Quand l'opération est-elle nécessaire ?

Une question qui revient souvent. 
Donc on va faire ici le point sur les raisons qui peuvent amener à opérer. 
Mais aussi nous allons voir pourquoi une opération ne doit pas être systématique et n'est pas forcément bénéfique ou "mieux". 
L'opération de la thyroïde présente plusieurs risques qu'il faut aussi connaitre.

Les raisons.

Les nodules.
Comme on peut le lire dans l'article sur les nodules, ils peuvent être une cause et même la première cause d'une intervention chirurgicale. 

Lesquels ?
Un nodule solide : qui peut être considéré comme à risque d'emblée. 
Pseudo-kyste hématique : remaniement d'un nodule solide = opération.
Les nodules mixtes solides et hématocèles peuvent aussi être sujet à opération. 
Hématocèle : si il persiste ou qu'il a récidivé. Mais d'emblée il ne justifie pas d'une opération.
Ces nodules sont généralement des nodules dit froids. 

Il existe un cas de nodule qui demande une opération d'emblée, ce sont les nodules chauds dit toxiques.
Ils sont chauds et dit toxiques lorsqu'ils sont hypers producteurs d'hormones et entrainent une hyperthyroïdie importante.
Les chauds non toxiques, soit producteurs d'hormones, mais sans pour autant provoquer une hyperthyroïdie ou une très modérée, ne sont pas forcément à opérer.

Le goitre. 
Le goitre est une augmentation du volume et de la taille de la thyroïde. L'augmentation peut être uniquement liée à un lobe. Mais le plus souvent on voit les deux lobes et l'isthme augmenter. 

Mais les goitres n'entraine pas pour autant une systématisation de l'opération. Il y a aussi quelques règles. 
Un goitre trop gros qui ne diminue pas sous l'influence d'un traitement. 
Un goitre qui appuie et dévie la trachée et qui ne permet pas d'attendre qu'un traitement puisse le faire diminuer. 
Un goitre dit plongeant et qui peut nuire aux voies respiratoires. 
Voir : le goitre. 

Les maladies. 
Le cancer bien entendu. 
Le cas d'une maladie de Basedow qui résiste au traitement. 
Mais aussi une maladie de Basedow qui récidive trop rapidement après l'arrêt du traitement. 
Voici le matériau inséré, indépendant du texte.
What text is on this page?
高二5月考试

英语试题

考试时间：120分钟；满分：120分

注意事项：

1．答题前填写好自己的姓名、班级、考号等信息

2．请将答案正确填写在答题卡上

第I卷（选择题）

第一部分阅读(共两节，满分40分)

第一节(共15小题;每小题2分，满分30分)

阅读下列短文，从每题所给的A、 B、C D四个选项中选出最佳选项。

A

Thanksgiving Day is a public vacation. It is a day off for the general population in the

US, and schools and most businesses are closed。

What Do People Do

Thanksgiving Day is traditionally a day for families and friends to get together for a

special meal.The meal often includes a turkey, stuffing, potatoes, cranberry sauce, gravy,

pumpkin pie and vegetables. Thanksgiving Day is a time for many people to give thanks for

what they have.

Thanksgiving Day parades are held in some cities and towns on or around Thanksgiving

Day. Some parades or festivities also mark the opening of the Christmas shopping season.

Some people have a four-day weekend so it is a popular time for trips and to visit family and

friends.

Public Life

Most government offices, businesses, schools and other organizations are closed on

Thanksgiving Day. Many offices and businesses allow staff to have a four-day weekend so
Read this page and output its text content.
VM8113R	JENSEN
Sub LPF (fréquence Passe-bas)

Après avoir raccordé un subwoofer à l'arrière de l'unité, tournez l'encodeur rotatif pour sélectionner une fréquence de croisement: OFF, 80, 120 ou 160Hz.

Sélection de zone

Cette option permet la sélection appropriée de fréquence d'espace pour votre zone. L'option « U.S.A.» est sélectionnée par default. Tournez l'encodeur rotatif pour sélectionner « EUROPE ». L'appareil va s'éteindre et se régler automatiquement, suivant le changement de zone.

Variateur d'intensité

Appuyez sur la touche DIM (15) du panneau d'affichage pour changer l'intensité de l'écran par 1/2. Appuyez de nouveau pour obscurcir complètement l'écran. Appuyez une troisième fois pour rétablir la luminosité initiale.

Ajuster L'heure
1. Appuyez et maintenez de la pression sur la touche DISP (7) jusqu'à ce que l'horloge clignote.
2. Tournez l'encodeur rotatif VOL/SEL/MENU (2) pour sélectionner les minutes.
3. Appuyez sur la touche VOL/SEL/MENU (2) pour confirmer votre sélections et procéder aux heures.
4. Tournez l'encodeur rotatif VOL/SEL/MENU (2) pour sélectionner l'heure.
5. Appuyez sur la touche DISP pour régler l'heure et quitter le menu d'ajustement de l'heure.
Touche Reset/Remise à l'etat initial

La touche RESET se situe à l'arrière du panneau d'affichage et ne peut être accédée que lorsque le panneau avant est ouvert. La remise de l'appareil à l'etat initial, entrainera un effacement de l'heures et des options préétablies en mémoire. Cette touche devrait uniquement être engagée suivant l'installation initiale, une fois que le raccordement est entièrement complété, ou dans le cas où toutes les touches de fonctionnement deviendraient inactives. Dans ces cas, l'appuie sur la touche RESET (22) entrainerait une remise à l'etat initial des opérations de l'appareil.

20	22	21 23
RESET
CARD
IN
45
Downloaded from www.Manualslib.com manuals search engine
Quels sont les risques d'une opération ?
  1. L'anesthésie comme dans toute opération est le premier risque.
  2. Le risque des hémorragies. La thyroïde est en effet très vascularisée.
  3. La glande thyroïde est la très proche voisine des cordes vocales ce qui peut mettre en avant le risque de les toucher, voire, fort heureusement rarement, de les sectionner.
  4. Elle est aussi très proche du nerf récurrent, qui est un nerf qui fait partie des nerfs crâniens. Il passe sous l'artère sous -clavière, remonte vers le larynx et innerve l'oesophage, le larynx, la trachée. Le nerf de gauche est une branche pneumogastrique et est est donc plus ancré dans la thorax. A droite il "longe" la trachée et le l'oesophage.
  5. Les glandes parathyroïdes qui contrôlent le calcium et le phosphore et qui sont "collées" à la thyroïde. Elles font souvent les frais de cette opération et se voient elles aussi enlevées en même temps que la thyroïde. Cela dit il est très rare que toutes soient enlevées. Elles sont normalement au nombre de 4 bien que des personnes peuvent en avoir 6 ou 8. Donc il en restera toujours mais une surveillance du calcium et du phosphore sera alors nécessaire de façon régulière.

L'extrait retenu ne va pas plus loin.